4 ans de prison et 74 coups de fouet : l'Iran durcit les peines contre les chanteuses

Une chanteuse iranienne a été condamnée à quatre ans de prison après s'être produite devant un public mixte à Téhéran, et une autre chanteuse a été condamnée à 74 coups de fouet pour avoir chanté sans hijab. Des organisations de défense des droits de l'homme mettent en garde contre l'intensification de la pression sur les femmes dans le monde de la musique et de l'art dans le pays.

Israel HayomAuteur : Agences de presse
Source
4 ans de prison et 74 coups de fouet : l'Iran durcit les peines contre les chanteuses
Photo : Israel Hayom / הזמרת האיראנית היבה סייפיזאדה | צילום: מתוך אינסטגרם

La chanteuse iranienne Hiba Seifizadeh a été condamnée par un tribunal de première instance à quatre ans de prison après avoir été reconnue coupable d'une infraction définie comme « incitation à la corruption et à la prostitution ». Le verdict a été rendu à la suite d'une représentation qu'elle a donnée en février 2025 au complexe culturel « Roubrou » à Téhéran. Seifizadeh a été arrêtée pendant la représentation par les forces de sécurité alors qu'elle chantait de la musique traditionnelle iranienne sur les paroles du célèbre poète persan Saadi.

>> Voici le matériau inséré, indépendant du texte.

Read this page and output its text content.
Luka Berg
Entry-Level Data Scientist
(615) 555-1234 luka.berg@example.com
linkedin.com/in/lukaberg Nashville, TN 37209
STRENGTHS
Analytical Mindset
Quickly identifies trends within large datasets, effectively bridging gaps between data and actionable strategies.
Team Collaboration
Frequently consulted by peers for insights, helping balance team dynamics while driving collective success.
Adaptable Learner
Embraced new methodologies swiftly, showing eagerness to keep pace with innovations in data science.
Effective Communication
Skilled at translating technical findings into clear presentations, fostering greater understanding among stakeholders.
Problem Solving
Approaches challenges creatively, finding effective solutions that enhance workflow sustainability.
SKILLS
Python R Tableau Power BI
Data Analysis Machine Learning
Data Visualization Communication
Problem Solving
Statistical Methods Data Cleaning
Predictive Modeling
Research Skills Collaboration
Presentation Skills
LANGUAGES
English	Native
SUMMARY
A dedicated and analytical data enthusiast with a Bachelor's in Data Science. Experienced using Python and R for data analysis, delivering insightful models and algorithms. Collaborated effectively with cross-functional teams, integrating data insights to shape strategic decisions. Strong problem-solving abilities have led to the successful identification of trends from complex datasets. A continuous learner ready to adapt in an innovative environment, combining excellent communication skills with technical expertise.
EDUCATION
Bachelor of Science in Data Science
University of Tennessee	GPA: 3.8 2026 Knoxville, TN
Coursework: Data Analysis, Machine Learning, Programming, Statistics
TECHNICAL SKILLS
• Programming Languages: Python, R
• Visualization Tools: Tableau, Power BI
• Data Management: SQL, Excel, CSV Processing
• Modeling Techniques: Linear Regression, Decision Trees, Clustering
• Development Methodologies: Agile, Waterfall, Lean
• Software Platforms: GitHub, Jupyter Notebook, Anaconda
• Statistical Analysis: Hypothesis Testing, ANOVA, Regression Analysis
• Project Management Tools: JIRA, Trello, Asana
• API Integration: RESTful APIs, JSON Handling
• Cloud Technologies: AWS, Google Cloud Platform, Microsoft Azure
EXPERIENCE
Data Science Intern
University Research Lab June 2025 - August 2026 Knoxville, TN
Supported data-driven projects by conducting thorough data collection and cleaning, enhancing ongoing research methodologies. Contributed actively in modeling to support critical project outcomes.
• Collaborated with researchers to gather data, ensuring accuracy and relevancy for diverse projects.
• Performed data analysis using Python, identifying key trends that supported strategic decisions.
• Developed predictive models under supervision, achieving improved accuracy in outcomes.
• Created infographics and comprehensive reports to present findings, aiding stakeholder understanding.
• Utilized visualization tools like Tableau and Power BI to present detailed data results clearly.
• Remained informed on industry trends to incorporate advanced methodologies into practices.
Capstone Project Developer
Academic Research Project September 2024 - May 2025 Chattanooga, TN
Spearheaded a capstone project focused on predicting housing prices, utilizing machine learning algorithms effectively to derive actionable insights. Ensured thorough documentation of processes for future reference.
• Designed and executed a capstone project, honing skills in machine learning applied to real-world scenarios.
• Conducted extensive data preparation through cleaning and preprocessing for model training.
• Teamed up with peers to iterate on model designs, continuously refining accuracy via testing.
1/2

Selon les rapports, la représentation a eu lieu devant un public mixte. Elle a été libérée plus tard sous caution, comme l'a rapporté le réseau d'information français France 24.

Après avoir appris la sentence, Seifizadeh a publié une vidéo sur Instagram dans laquelle elle a fait appel de la décision. Elle a demandé à savoir quel comportement de sa part constituait, selon l'affirmation du tribunal, une « incitation à la corruption et à la prostitution », et a déclaré en français :

« Chanter, c'est ma vie ».

Plus tôt en juin 2025, la chanteuse Parastoo Ahmadi a été condamnée à 74 coups de fouet à la suite d'une représentation sans hijab. La représentation a été diffusée en direct sur sa chaîne YouTube en décembre 2024 et a été largement diffusée en ligne. Selon The Guardian, Ahmadi et huit membres de son équipe de production ont également été condamnés à des coups de fouet, et ils ont été interdits d'exercer des activités artistiques et de quitter l'Iran pendant deux ans. Le tribunal a attribué au groupe la production et la diffusion de « contenu vulgaire et immoral ». La représentation d'Ahmadi est devenue un symbole de résistance culturelle pour beaucoup en Iran.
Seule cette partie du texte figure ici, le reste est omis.